Troye Sivan used his GLAAD Award acceptance speech on the weekend to pay tribute to LGBTI activists throughout history.
On Sunday, Troye got the Stephen F. Kolzak Award, awarded to openly LGBTI figures who have worked to further the cause of LGBTI equality.
“This award is so much larger than me. This moment is about visibility and about representation,” he said in his emotional speech.
“What and who we see in the media defines our perception of the world around us and so to see ourselves in this picture of what is ‘normal’ and what is ‘acceptable’ and what is ‘beautiful’ is absolutely vital.”
“In saying that, so much of the work that has contributed to our progress as a community is far less glamorous than the work I’m being honoured for tonight.”
Troye honoured the activists depicted in the 2012 documentary “How to Survive a Plague,” which documented the activism during the early years of the AIDS epidemic in New York.
“I saw myself in these characters and the difference was that these people were attending a friend’s funeral on a weekly basis,” he said.
“This is in New York City, less than 40 years ago.

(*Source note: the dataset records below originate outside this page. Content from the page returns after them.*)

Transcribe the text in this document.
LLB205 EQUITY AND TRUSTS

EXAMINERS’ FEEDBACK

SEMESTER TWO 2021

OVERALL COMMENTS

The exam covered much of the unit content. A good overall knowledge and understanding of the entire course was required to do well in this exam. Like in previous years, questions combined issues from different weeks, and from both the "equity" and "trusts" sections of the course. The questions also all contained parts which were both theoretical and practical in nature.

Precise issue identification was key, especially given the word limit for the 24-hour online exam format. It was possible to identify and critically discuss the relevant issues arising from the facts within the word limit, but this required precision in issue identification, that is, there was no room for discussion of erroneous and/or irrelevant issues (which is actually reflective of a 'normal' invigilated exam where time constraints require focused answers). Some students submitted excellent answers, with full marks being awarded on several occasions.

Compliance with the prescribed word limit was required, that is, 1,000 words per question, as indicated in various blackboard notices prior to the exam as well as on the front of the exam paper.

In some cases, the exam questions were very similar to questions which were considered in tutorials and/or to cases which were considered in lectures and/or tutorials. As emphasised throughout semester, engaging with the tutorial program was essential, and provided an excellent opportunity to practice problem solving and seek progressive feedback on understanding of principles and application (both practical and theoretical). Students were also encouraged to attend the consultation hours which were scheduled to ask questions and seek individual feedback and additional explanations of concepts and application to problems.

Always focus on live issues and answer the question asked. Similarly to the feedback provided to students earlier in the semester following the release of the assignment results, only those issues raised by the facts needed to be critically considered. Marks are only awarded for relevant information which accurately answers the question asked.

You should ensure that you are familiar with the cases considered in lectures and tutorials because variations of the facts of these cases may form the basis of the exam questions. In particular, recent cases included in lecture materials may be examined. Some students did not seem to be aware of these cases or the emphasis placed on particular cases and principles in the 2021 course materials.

They were fighting for medical treatment, they were fighting for visibility and they were fighting for their lives. It was a life or death situation.
“It was this kind of activism and sacrifice that paved the way for all of us to be here tonight… I would like to share it with the warriors who made it possible but maybe didn’t get one for themselves.”
He dedicated his award to “warriors” in LGBTI activism that came before him, including Peter Staley, Marsha P Johnson, Sylvia Rivera, Bayard Rustin and rainbow pride flag creator Gilbert Baker, who passed away a day earlier.